Cruising the Green of Second Avenue

Wild Child Publishing has issued the second volume of short stories in Cruising the Green of Second Avenue. The tales take up where Vol. I left off — bringing back Klein the Biker, Straight Charlie and Sammy the Madman while introducing new characters stumbling over life’s difficulties in the late 60s. Vol. II is an e-book published by Wild Child Publishing that you can download, save as a pdf (Adobe) file and print. Read both volumes and see that life isn't all that serious. Find it at Barnes & Noble, Amazon and other online book sellers.
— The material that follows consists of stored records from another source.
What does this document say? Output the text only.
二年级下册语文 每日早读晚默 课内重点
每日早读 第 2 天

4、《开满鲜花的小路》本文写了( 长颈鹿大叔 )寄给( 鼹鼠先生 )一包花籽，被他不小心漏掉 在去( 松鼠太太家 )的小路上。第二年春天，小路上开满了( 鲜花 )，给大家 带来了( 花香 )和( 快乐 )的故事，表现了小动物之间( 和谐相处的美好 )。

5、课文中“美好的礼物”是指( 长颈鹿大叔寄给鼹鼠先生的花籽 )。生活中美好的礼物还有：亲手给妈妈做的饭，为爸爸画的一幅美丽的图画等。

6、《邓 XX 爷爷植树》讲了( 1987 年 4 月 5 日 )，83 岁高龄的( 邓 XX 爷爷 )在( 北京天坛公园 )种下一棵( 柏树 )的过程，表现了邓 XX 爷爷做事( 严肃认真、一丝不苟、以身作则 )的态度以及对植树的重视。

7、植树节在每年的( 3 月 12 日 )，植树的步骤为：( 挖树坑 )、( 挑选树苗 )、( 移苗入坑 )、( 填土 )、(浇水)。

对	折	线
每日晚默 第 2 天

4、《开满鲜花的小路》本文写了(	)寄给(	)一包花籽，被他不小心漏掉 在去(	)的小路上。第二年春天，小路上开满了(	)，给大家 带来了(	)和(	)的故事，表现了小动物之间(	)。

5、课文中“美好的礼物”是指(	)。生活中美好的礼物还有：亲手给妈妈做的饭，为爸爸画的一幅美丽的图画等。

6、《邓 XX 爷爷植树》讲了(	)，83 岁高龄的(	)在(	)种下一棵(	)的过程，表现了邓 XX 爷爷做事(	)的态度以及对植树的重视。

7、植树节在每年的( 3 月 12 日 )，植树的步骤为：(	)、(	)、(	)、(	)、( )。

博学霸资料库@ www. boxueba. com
Saturday, October 15, 2016

Last Stop on the Underground Railroad


Imagine running for your life, hoping the man whose wagon you’re in was an abolitionist and not a slave-catcher, not knowing where you were heading except it was north.  Away from family, friends, the plantation.  And finally you’re out — free! — in Timbuctoo.
 

The place half an hour south of Trenton, in Westampton Twsp., was sanctuary to runaway slaves.  Beginning in the 1820s, freed and escaped slaves formed a town.  They survived there through the end of slavery in New Jersey, the Fugitive Slave Act and the Jim Crow era.  The last families didn't leave until the 1950s.  At its peak, Timbuctoo was home to more than 150 people.
 

But it wasn’t a total sanctuary.  In 1860 the “Battle of Pine Swamp” took place in Timbuctoo, as reported in the New Jersey Mirror, a local newspaper.  It involved armed residents of Timbuctoo preventing the capture of Perry Simmons, a fugitive slave living in Timbuctoo, by a southern slave catcher.
 

Today, Patricia Markert of Temple University and about a dozen other archaeologists are digging and cleaning the site to confirm that slaves, and a few immigrants and native Americans settled this area.  No one knows if the name, “Timbuctoo,” was chosen by the blacks or by the Quakers who offered them assistance.  
 

So far, Markert and the diggers have found bricks that were cast off from a nearby Quaker brickyard.  And bottles, tools and toys dug up from the ground.  Near the dig is a van that has become a temporary museum.  Ziploc bags sit where the van’s seats would be, full of categorized artifacts, waiting to go to Temple University for cleaning.  The National Public Radio profile reports a lot of those artifacts are bottles for household products, like Listerine and Vaseline.  Most of the brand names on the bottles are national, because white-owned local stores rarely sold to the people of Timbuctoo.  Residents ordered supplies by mail so vendors wouldn't know they were black.
 

The Westampton website notes the village was located on the North Branch of Rancocas Creek in Burlington County, making Timbuctoo easily accessible from the Delaware River.  And made it a strategic location for the Underground Railroad.  Settlers there had access to tidal waters and wetlands for fishing and hunting as well as fields for farming.  Two major brickyards nearby offered employment.

 

National Public Radio profiled the recovery effort, noting one local volunteer is 75-year-old Mary Weston, who lives just down the street.  She says, “My great-great-great-grandfather actually purchased the land for, what was it, $38 dollars and 50 cents?  He was one of the original inhabitants of Timbuctoo.”  In her home,  she shows off her favorite piece of Timbuctoo history: her family Bible.  “It was passed down to me from the 1800s,” says Weston.  “I keep it together with a belt, because….  I am determined that my children and my grandchildren will know a lot more about not only their family, but about their heritage, who they are, where they came from.”

 

Westampton's mayor, Sidney Camp, was instrumental in getting the dig started and frequently visited the clearing before he knew it was Timbuctoo.  “When I was having a bad day, I would come out here and just stand in the middle of this field, because it’s so peaceful and so serene,” he says.  “To come out now and see what I've been standing over for so many years — it's amazing.  It's indescribable.”

 

Westampton celebrates Timbuctoo Day each May.  During this town-wide celebration, guests are invited to explore the original village site; a Civil War reenactment by the Sixth Regiment U.S. Colored Troops; walking tours of the 19th century village; visits to the church’s burial grounds with graves of Civil War soldiers; and an archeological exhibit and music by local church groups.